All spiders and crabs are in the phylum Arthopodia, as are all insects. Arthropods are distinguished physically by the fact that they all have segmented, jointed legs and have an exoskeleton. While both crabs and spiders are grouped in the same phylum, this does not mean that they are necessarily closely related. For instance, all animals with a spine are in the phylum Cordata. But it is clear that although fish and monkeys both have spines, they are very different.
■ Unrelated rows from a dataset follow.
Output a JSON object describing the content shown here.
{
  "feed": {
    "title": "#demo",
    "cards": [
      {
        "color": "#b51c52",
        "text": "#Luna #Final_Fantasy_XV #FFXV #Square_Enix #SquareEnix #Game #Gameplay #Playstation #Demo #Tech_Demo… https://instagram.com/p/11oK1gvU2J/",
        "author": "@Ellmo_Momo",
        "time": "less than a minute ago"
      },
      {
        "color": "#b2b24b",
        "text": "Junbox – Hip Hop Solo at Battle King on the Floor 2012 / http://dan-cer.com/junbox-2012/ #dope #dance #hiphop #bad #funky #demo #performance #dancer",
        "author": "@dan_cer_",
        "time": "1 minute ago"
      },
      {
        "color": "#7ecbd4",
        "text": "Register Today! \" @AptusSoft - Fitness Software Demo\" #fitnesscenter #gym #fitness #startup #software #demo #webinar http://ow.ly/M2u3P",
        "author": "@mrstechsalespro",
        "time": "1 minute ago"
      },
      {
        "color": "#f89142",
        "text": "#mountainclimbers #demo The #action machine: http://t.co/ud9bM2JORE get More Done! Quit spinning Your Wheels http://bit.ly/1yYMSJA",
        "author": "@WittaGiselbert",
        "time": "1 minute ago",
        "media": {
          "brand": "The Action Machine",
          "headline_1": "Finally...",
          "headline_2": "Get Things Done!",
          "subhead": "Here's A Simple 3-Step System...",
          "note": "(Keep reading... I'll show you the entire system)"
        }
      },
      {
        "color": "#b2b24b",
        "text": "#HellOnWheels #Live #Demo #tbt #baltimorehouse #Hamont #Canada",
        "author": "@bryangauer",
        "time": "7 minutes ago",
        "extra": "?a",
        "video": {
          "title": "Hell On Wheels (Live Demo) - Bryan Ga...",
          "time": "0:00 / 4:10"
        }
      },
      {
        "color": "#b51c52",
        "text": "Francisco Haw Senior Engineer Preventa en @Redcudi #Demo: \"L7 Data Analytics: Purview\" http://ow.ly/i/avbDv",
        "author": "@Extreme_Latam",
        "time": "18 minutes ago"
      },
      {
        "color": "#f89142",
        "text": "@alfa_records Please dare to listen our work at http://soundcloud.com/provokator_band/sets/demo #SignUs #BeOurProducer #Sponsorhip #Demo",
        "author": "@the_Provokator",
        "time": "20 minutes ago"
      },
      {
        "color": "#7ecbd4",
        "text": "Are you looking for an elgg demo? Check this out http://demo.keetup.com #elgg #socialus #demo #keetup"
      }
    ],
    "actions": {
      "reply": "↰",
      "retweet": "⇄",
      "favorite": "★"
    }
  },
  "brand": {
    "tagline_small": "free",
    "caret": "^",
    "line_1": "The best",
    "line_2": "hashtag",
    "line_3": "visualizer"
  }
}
Subphylum Cheilcerata and Subphylum Mandibulata
The division between spiders and most crabs happens at the subphylum level. Spiders are in the subphylum Cheilcerata, while most crabs are in the subphylum Mandibulata. The difference is largely that crabs have a mandible, a type of jaw, and spiders have chelicerae, which are mouth parts that appear before the mouth. The “fangs” of spiders are the chelicerae.
Horseshoe crabs are in the same subphylum as spiders, Cheilcerata. This makes horseshoe crabs more closely related to spiders than they are even to other crabs. Like spiders, horseshoe crabs do not have a mandible and instead have chelicerae in front of their mouth parts. Spiders and horseshoe crabs are divided at the level of class. Spiders are in the class Arachnida, while horseshoe crabs are in the class Merostomata.
Another crablike creature used to exist and is classified also in the subphylum Cheilcerata. These are called “sea scorpions.” They went extinct about 250 million years ago. These “scorpions” had a larger stinger on the back of their tail and grew to larger than 6 feet in length. This makes them possibly the largest arthropod that ever lived. Their inclusion in the subphylum Cheilcerata makes these ancient crablike scorpions also more closely related to spiders than to crabs.